My self-published book on Liverpool FC
The Reds may have been much changed from their strongest starting XI with Klopp giving a start to 17 year old Ben Doak, another game for the ever impressive 20 year old Jarell Quansah and veteran Wataru Endō in the centre of midfield, but they trailed 1–0 at half-time due to a sloppy mistake from Kostas Tsimikas in a half of football he’ll want to forget in a hurry as will the team as a whole who only created a singular goal scoring chance of note. Dear old Joe Gomez has never scored a goal in his professional career and on 3 minutes he very nearly did! His flick header from a Cody Gakpo free-kick crashed against the Toulouse crossbar and away to safety but in all Red tinged honesty, this was as close as Liverpool came to scoring a goal, or even the vague threat of one, until 3–1 down late in the game. Their goal came courtesy of the arm of a bemused Cristian Cásseres Jr who bundled the ball into his own net with 17 minutes remaining, but his team were two goals clear and cruising by this point in the game. Had it not been for the disallowing of two further goals on 50 and 65 minutes as well as the chances wasted by Gabriel Suazo and Thijs Dallinga, Toulouse, a team with only two league wins all season remember, could and should have been four, perhaps five goals clear.

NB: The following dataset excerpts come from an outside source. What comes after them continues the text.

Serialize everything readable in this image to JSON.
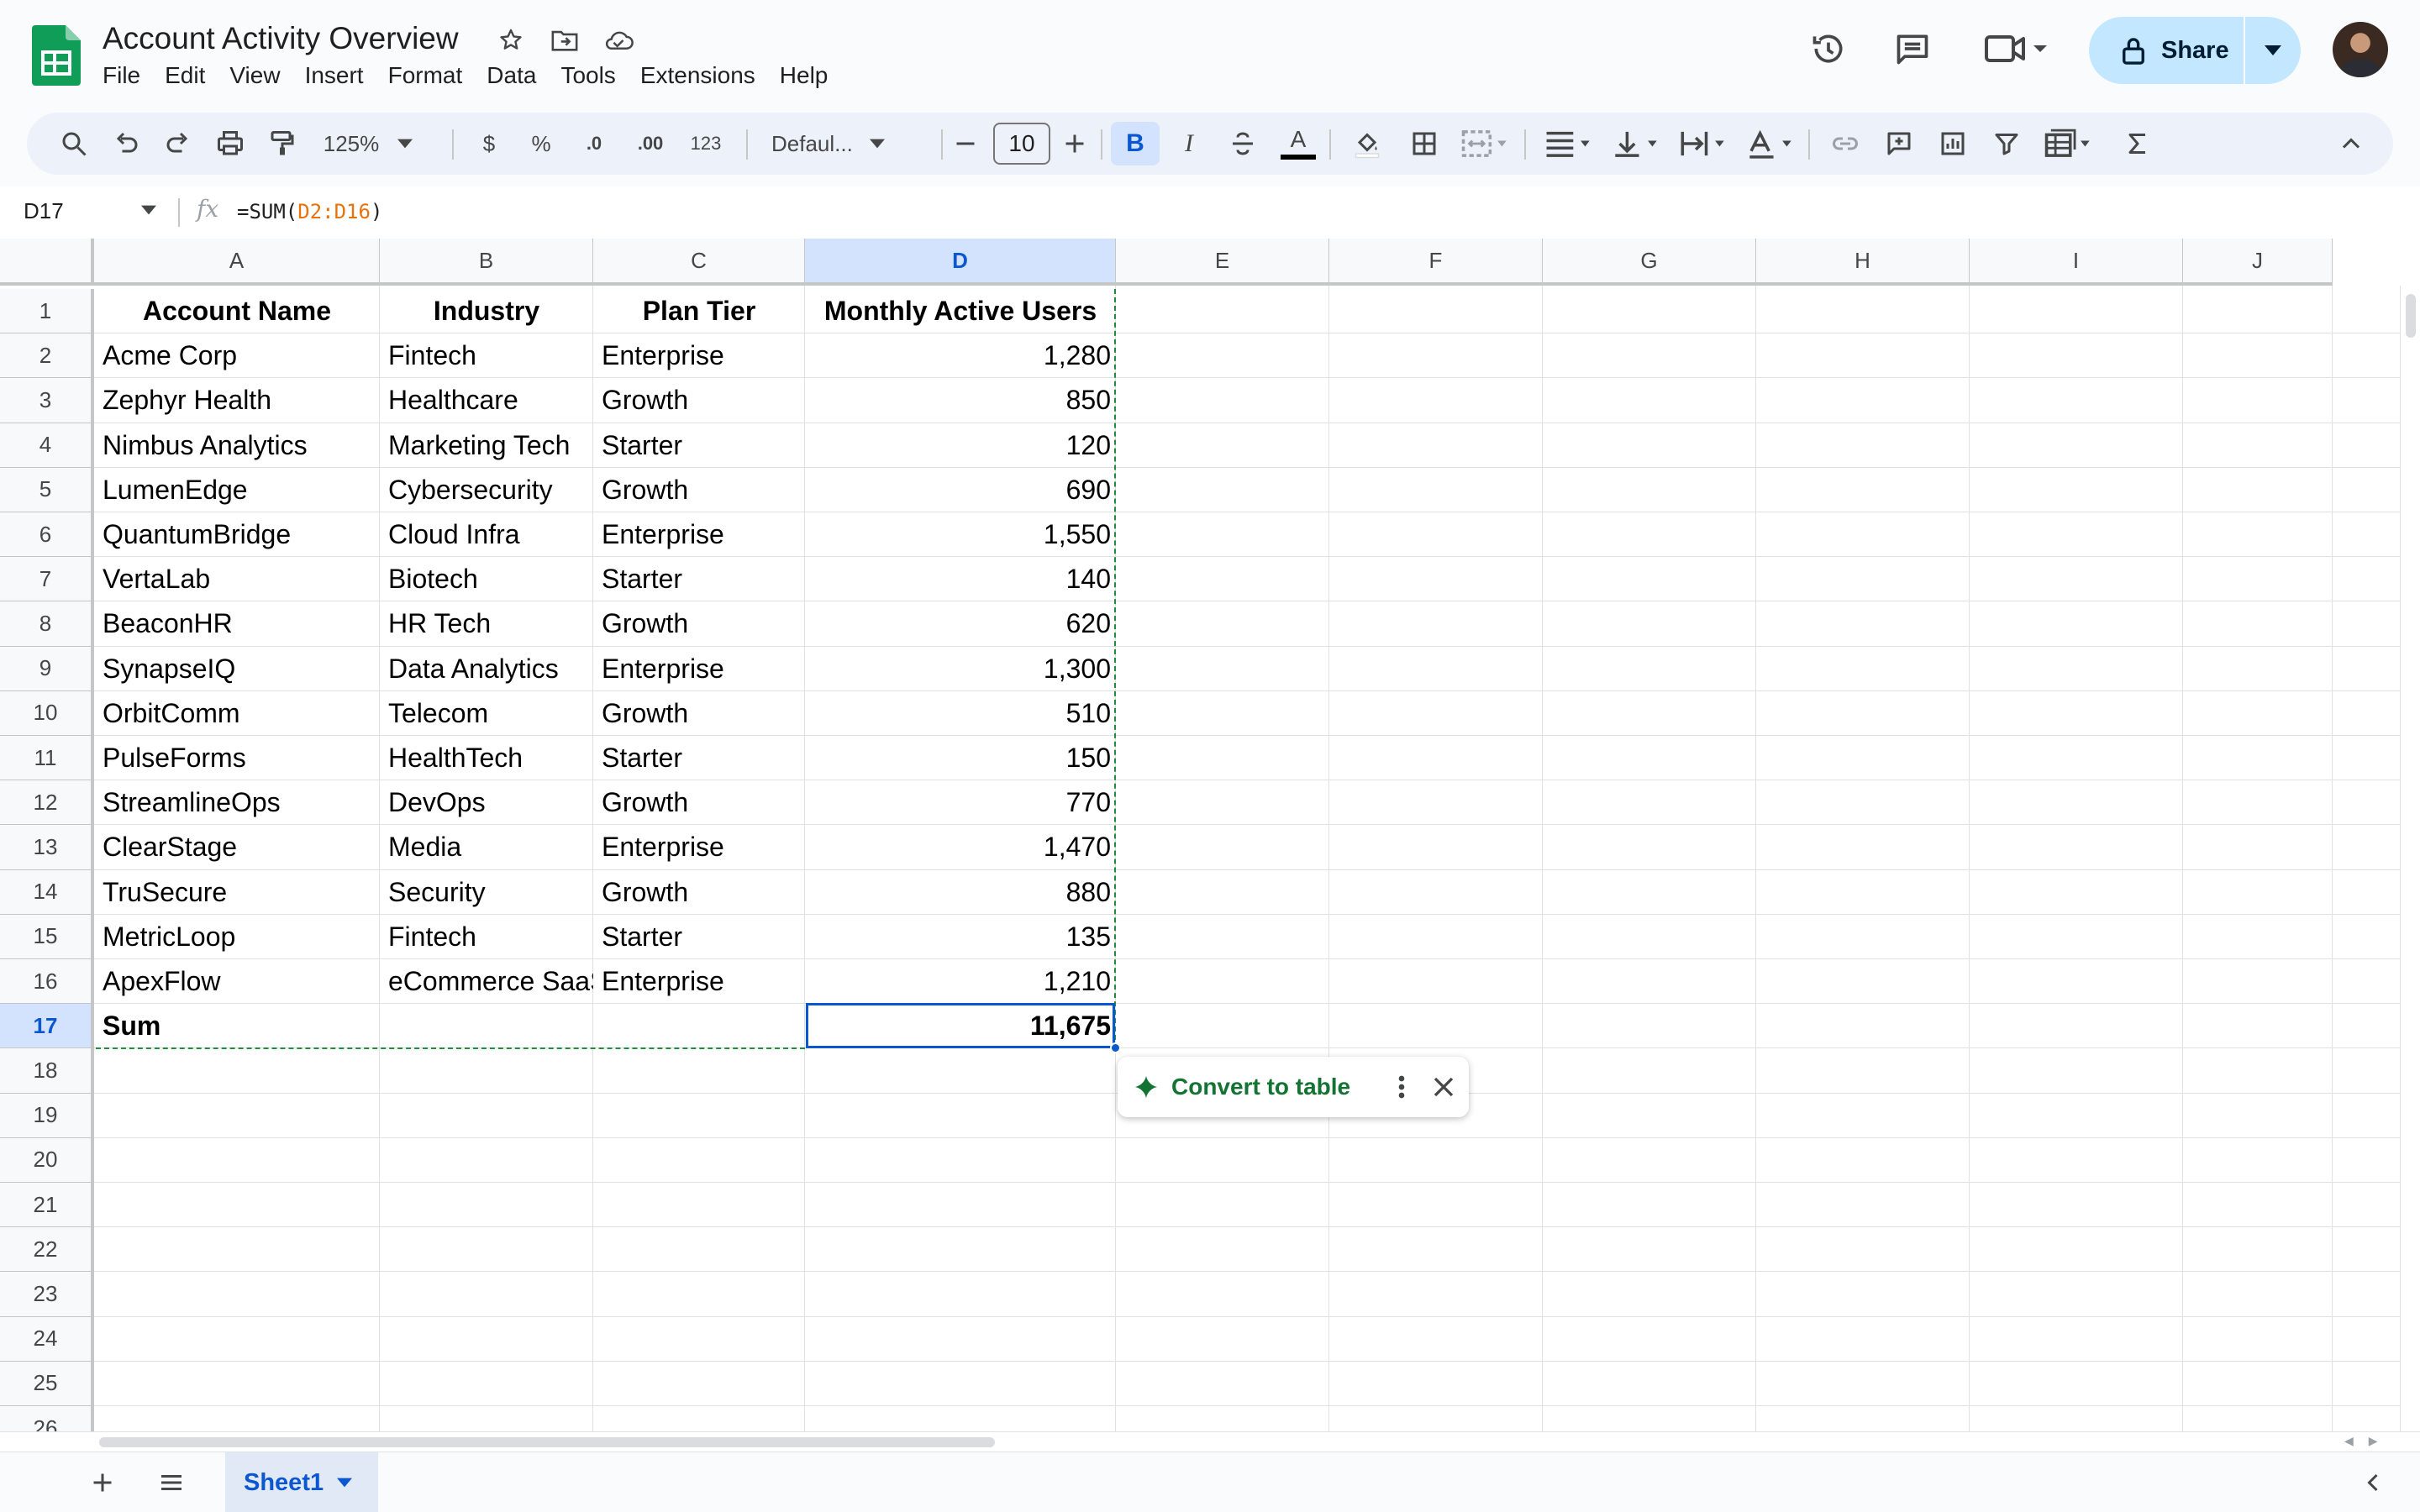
{
  "app": {
    "doc_title": "Account Activity Overview",
    "menus": [
      "File",
      "Edit",
      "View",
      "Insert",
      "Format",
      "Data",
      "Tools",
      "Extensions",
      "Help"
    ],
    "share_label": "Share",
    "icons": [
      "sheets-logo-icon",
      "star-icon",
      "move-folder-icon",
      "cloud-status-icon",
      "version-history-icon",
      "comments-icon",
      "meet-icon",
      "lock-icon",
      "avatar"
    ]
  },
  "toolbar": {
    "zoom": "125%",
    "currency": "$",
    "percent": "%",
    "decrease_decimal": ".0",
    "increase_decimal": ".00",
    "number_format": "123",
    "font": "Defaul...",
    "font_size": "10",
    "bold": "B",
    "italic": "I",
    "text_color": "A"
  },
  "formula_bar": {
    "name_box": "D17",
    "fx": "fx",
    "formula_prefix": "=SUM(",
    "formula_ref": "D2:D16",
    "formula_suffix": ")"
  },
  "grid": {
    "columns": [
      "A",
      "B",
      "C",
      "D",
      "E",
      "F",
      "G",
      "H",
      "I",
      "J"
    ],
    "selected_column": "D",
    "rows_visible": [
      "1",
      "2",
      "3",
      "4",
      "5",
      "6",
      "7",
      "8",
      "9",
      "10",
      "11",
      "12",
      "13",
      "14",
      "15",
      "16",
      "17",
      "18",
      "19",
      "20",
      "21",
      "22",
      "23",
      "24",
      "25",
      "26"
    ],
    "selected_row": "17",
    "header_row": [
      "Account Name",
      "Industry",
      "Plan Tier",
      "Monthly Active Users"
    ],
    "data_rows": [
      [
        "Acme Corp",
        "Fintech",
        "Enterprise",
        "1,280"
      ],
      [
        "Zephyr Health",
        "Healthcare",
        "Growth",
        "850"
      ],
      [
        "Nimbus Analytics",
        "Marketing Tech",
        "Starter",
        "120"
      ],
      [
        "LumenEdge",
        "Cybersecurity",
        "Growth",
        "690"
      ],
      [
        "QuantumBridge",
        "Cloud Infra",
        "Enterprise",
        "1,550"
      ],
      [
        "VertaLab",
        "Biotech",
        "Starter",
        "140"
      ],
      [
        "BeaconHR",
        "HR Tech",
        "Growth",
        "620"
      ],
      [
        "SynapseIQ",
        "Data Analytics",
        "Enterprise",
        "1,300"
      ],
      [
        "OrbitComm",
        "Telecom",
        "Growth",
        "510"
      ],
      [
        "PulseForms",
        "HealthTech",
        "Starter",
        "150"
      ],
      [
        "StreamlineOps",
        "DevOps",
        "Growth",
        "770"
      ],
      [
        "ClearStage",
        "Media",
        "Enterprise",
        "1,470"
      ],
      [
        "TruSecure",
        "Security",
        "Growth",
        "880"
      ],
      [
        "MetricLoop",
        "Fintech",
        "Starter",
        "135"
      ],
      [
        "ApexFlow",
        "eCommerce SaaS",
        "Enterprise",
        "1,210"
      ]
    ],
    "sum_row": [
      "Sum",
      "",
      "",
      "11,675"
    ]
  },
  "chip": {
    "label": "Convert to table"
  },
  "sheets": {
    "tabs": [
      "Sheet1"
    ]
  },
  "colors": {
    "accent": "#0b57d0",
    "selection_bg": "#d3e3fd",
    "copy_border": "#1e8e3e",
    "share_bg": "#c2e7ff",
    "formula_ref": "#e8710a"
  }
}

A night to forget for all concerned in a Red shirt and for once, just for once, I’m going to let my antipathy toward VAR slide. Liverpool deserved what they received this evening.
Nothing.
They’ll still qualify comfortably from the Group, topping it no doubt, and taking their place in the Last 16 of The Europa League and a competition they must surely be favourites for.
But this was a night to forget. Tougher challenges lie ahead, starting on Sunday at home to Brentford.

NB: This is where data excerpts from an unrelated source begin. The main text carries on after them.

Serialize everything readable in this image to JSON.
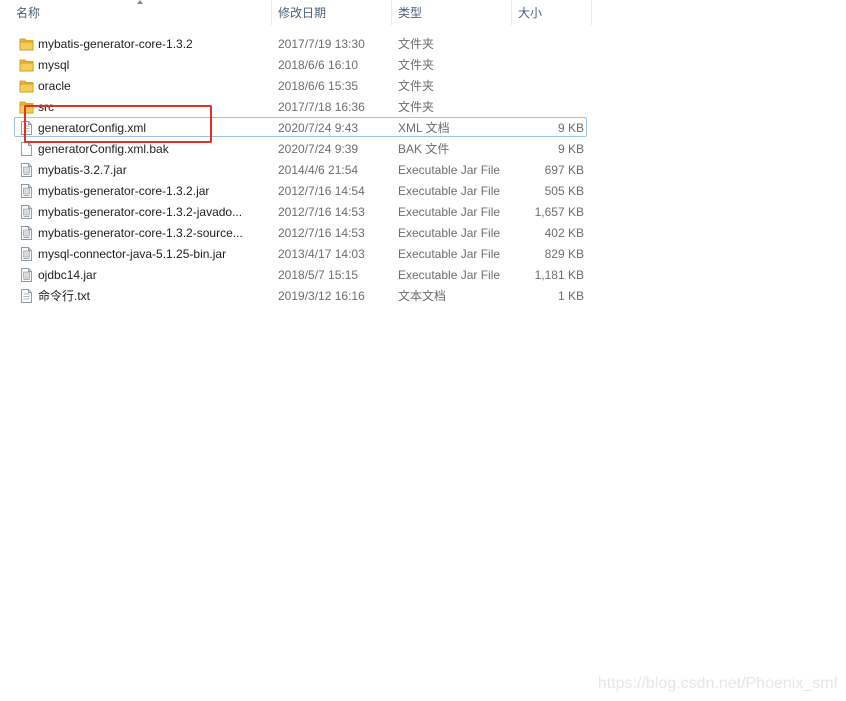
{
  "columns": {
    "name": "名称",
    "date": "修改日期",
    "type": "类型",
    "size": "大小"
  },
  "files": [
    {
      "name": "mybatis-generator-core-1.3.2",
      "date": "2017/7/19 13:30",
      "type": "文件夹",
      "size": "",
      "icon": "folder-icon"
    },
    {
      "name": "mysql",
      "date": "2018/6/6 16:10",
      "type": "文件夹",
      "size": "",
      "icon": "folder-icon"
    },
    {
      "name": "oracle",
      "date": "2018/6/6 15:35",
      "type": "文件夹",
      "size": "",
      "icon": "folder-icon"
    },
    {
      "name": "src",
      "date": "2017/7/18 16:36",
      "type": "文件夹",
      "size": "",
      "icon": "folder-icon"
    },
    {
      "name": "generatorConfig.xml",
      "date": "2020/7/24 9:43",
      "type": "XML 文档",
      "size": "9 KB",
      "icon": "xml-file-icon"
    },
    {
      "name": "generatorConfig.xml.bak",
      "date": "2020/7/24 9:39",
      "type": "BAK 文件",
      "size": "9 KB",
      "icon": "blank-file-icon"
    },
    {
      "name": "mybatis-3.2.7.jar",
      "date": "2014/4/6 21:54",
      "type": "Executable Jar File",
      "size": "697 KB",
      "icon": "jar-file-icon"
    },
    {
      "name": "mybatis-generator-core-1.3.2.jar",
      "date": "2012/7/16 14:54",
      "type": "Executable Jar File",
      "size": "505 KB",
      "icon": "jar-file-icon"
    },
    {
      "name": "mybatis-generator-core-1.3.2-javado...",
      "date": "2012/7/16 14:53",
      "type": "Executable Jar File",
      "size": "1,657 KB",
      "icon": "jar-file-icon"
    },
    {
      "name": "mybatis-generator-core-1.3.2-source...",
      "date": "2012/7/16 14:53",
      "type": "Executable Jar File",
      "size": "402 KB",
      "icon": "jar-file-icon"
    },
    {
      "name": "mysql-connector-java-5.1.25-bin.jar",
      "date": "2013/4/17 14:03",
      "type": "Executable Jar File",
      "size": "829 KB",
      "icon": "jar-file-icon"
    },
    {
      "name": "ojdbc14.jar",
      "date": "2018/5/7 15:15",
      "type": "Executable Jar File",
      "size": "1,181 KB",
      "icon": "jar-file-icon"
    },
    {
      "name": "命令行.txt",
      "date": "2019/3/12 16:16",
      "type": "文本文档",
      "size": "1 KB",
      "icon": "text-file-icon"
    }
  ],
  "selected_index": 4,
  "watermark": "https://blog.csdn.net/Phoenix_smf",
  "colors": {
    "folder": "#e8b730",
    "selection_border": "#99c2e4",
    "annotation": "#e0302a"
  }
}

A final word from The Boss
“It was well deserved to lose because they won pretty much all the decisive challenges, battles. We have too many situations where we should have won the ball but we didn’t. On top of that we gave the ball away easily at least twice — one was a goal, the other I am not sure if it was an allowed goal or a disallowed goal. Counter-attack, third goal, last line too deep. Defending-wise it was just not good enough.
“When you concede three goals then you need to score a lot of goals to still win it and obviously it nearly happened that we got a point here. That wouldn’t have made the game better, but it would have felt better in the table. But that’s it now, so we have to accept it. As I said, well deserved”.
“I am a bit more concerned about the fact that I would have loved us to have played better, to be honest. That’s my main issue tonight. In a football way more aggressive. They scored five goals, two disallowed, and that is obviously then not good. Yes, the result is the opposite of good, but the performance was just not good enough. I am not concerned, I just see we have to change and we will, definitely”.